A recent study by Sullivan and colleagues Bin Jiang, a landscape architecture professor at the University of Hong Kong; and Rose Schmillen, a former University of Illinois graduate student compared undergraduates who were with and without a laptop in green or barren spaces around the University of Illinois campus. They asked these groups of students to do exercises that got them mentally fatigued, then gave them a break, allowing the students with the laptops to use them for leisure activities like looking at social media and YouTube. Only the students who were in a green space and not using a laptop had a significant increase in their “attentional functioning,” the study found.
“What this research suggests to us is that in order to reap the benefits of being in a green space, you have to disengage from work and actually be in the space,” says Sullivan.
Duvall agrees:
“It’s not as if working with your computer in nature is as restorative as if you went into nature without your computer. You’re still pulled into your other environments where you have to do a lot of processing.”
He suggests workplaces explore other ways to incorporate nature and manage our “attentional resources” that don’t involve our computers.
Why not just let people leave work earlier?
The idea of working outdoors follows other workplace wellness efforts like mindfulness meditation — trends that seem to have sprung up out of fear that the way we work is deeply removed from the way humans are meant to naturally live. It says something about the primacy of work in modern life that we look to companies and the workplace to address some of our biggest social and cultural challenges. And it begs the question of whether our priority should be in trying to change the fundamental aspects of modern work life that leave us so in need of a long walk in the park.
It says something about the primacy of work in modern life that we look to companies and the workplace to address some of our biggest social and cultural challenges.
What if, rather than sending employees out for an adult recess, companies tried to cut back on the aspects of work that cause so much stress and burnout?
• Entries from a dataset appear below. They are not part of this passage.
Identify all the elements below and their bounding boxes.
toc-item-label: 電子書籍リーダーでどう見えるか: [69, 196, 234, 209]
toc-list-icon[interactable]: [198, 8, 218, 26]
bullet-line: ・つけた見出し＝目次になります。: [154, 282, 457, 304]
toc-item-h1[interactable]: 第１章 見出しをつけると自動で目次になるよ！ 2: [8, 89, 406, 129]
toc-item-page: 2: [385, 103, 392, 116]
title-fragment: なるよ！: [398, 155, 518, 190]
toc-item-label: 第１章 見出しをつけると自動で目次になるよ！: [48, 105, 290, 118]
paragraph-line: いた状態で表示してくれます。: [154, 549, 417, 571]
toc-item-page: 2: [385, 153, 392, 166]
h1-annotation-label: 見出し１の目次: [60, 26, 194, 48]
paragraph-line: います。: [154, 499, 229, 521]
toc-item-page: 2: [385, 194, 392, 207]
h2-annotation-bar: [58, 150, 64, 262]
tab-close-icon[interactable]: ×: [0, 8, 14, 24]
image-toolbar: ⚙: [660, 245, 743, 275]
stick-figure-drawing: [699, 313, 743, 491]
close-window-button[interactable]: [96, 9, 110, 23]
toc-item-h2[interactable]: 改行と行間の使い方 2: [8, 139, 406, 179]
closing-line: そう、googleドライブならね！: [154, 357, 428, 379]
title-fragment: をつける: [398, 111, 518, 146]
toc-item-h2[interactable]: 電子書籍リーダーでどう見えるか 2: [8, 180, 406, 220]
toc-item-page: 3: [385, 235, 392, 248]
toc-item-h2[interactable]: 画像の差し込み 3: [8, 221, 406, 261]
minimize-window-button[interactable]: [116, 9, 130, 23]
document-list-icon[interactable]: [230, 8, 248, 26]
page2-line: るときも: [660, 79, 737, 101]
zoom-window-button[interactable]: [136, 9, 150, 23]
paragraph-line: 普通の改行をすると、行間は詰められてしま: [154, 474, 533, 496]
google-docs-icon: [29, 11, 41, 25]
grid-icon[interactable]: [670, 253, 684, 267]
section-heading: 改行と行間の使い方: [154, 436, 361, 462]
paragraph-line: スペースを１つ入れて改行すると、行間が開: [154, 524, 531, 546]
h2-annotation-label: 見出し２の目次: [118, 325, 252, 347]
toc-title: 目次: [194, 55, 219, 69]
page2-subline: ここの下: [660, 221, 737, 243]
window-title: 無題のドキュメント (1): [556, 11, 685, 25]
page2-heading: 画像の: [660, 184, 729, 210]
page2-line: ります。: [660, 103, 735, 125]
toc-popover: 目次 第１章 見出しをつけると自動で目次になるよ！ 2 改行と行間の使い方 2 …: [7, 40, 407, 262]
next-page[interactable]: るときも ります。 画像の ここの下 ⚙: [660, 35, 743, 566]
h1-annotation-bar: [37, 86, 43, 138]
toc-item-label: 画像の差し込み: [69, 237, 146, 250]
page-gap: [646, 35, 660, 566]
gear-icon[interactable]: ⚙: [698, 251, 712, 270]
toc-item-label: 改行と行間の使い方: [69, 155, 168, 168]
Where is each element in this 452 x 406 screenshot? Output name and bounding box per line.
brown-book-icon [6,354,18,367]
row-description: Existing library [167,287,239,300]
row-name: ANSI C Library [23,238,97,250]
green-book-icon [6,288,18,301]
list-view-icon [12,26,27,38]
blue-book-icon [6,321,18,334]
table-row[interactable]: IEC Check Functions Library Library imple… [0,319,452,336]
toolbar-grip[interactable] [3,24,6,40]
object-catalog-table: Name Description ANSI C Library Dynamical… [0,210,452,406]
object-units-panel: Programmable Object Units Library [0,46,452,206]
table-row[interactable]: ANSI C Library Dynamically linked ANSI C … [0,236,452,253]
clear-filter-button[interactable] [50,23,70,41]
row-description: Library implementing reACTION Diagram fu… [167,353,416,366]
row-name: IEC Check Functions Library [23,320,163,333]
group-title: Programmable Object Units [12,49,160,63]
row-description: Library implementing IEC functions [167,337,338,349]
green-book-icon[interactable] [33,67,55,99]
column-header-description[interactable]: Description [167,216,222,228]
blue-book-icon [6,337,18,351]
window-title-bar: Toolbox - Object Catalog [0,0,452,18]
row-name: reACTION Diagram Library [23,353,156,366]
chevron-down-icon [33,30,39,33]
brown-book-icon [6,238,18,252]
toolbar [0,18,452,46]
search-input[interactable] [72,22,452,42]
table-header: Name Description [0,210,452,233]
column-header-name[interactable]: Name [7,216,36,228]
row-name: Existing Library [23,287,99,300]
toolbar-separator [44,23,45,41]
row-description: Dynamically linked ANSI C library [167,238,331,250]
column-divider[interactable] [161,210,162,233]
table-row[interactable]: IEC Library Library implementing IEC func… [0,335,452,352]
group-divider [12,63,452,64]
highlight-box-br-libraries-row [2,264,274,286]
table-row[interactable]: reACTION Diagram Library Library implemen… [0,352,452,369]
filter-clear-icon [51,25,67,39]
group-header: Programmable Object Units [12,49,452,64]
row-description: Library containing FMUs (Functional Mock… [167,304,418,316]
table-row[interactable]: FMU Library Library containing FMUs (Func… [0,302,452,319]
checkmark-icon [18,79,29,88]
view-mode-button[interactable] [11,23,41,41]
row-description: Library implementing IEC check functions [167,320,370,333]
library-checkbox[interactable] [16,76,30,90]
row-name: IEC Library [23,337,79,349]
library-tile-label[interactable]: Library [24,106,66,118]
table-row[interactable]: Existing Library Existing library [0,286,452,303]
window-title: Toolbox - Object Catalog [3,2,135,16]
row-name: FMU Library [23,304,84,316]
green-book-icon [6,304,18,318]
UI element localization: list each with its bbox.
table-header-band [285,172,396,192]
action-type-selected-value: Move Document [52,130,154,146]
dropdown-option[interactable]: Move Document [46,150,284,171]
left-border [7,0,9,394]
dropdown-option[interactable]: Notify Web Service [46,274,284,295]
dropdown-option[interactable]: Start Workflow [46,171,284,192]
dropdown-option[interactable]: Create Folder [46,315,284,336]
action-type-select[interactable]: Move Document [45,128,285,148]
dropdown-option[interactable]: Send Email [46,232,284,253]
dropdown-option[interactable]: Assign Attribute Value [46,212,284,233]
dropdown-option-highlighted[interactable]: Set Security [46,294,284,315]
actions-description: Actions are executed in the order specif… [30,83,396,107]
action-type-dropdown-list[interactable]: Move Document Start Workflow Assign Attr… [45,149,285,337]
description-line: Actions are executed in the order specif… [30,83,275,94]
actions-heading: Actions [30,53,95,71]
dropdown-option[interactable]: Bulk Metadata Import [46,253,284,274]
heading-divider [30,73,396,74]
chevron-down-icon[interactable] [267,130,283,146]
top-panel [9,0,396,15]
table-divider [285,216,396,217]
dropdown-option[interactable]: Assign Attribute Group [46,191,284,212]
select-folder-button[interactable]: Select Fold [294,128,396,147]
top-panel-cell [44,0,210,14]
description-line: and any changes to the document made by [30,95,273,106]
A small number of companies have done this already, putting boundaries around hours, preventing employees from receiving email while on vacation, and reducing the number of work meetings. REI even closes its stores on Black Friday, the busy sales day after Thanksgiving, which it has renamed #OptOutsideDay, to encourage employees to take their time off outdoors.
So is focusing on working outside missing the forest for the trees (pun very much intended)?
“While I agree with you that it would be nice if we didn’t work so many long hours, we have data that would tell you that even if that person went home early, they’re not going outside,” said Ruth Ann Atchley, an environmental psychologist and Associate Vice President Community Engagement at University of South Florida, when I asked her this question. “If they got off at 4 and not 6, are they more likely to spend that two-hour period of time out of doors? Odds are, no. Where are they going to go? They’re going to go home and get on their devices.”
Atchley thinks Americans would want to spend more time outdoors if they were pushed to do so. Indeed, over three-quarters of Americans rate contact with nature as very or extremely important for their physical health and emotional outlook. And visits to national parks, on the decline for many years, are now reaching record numbers.
“One of the things that will get people to start logging off and going outside is if they personally experience the benefit of it,” Atchley says. “If their work is saying you have to go do this thing and then they find, I’m less stressed out, I’m hearing this person better, I found myself coming up with cooler ideas, they’ll start utilizing it as a technique in their own personal lives.”
Taking your work outside might not be the answer to the modern workplace and its discontents, but it could be an answer.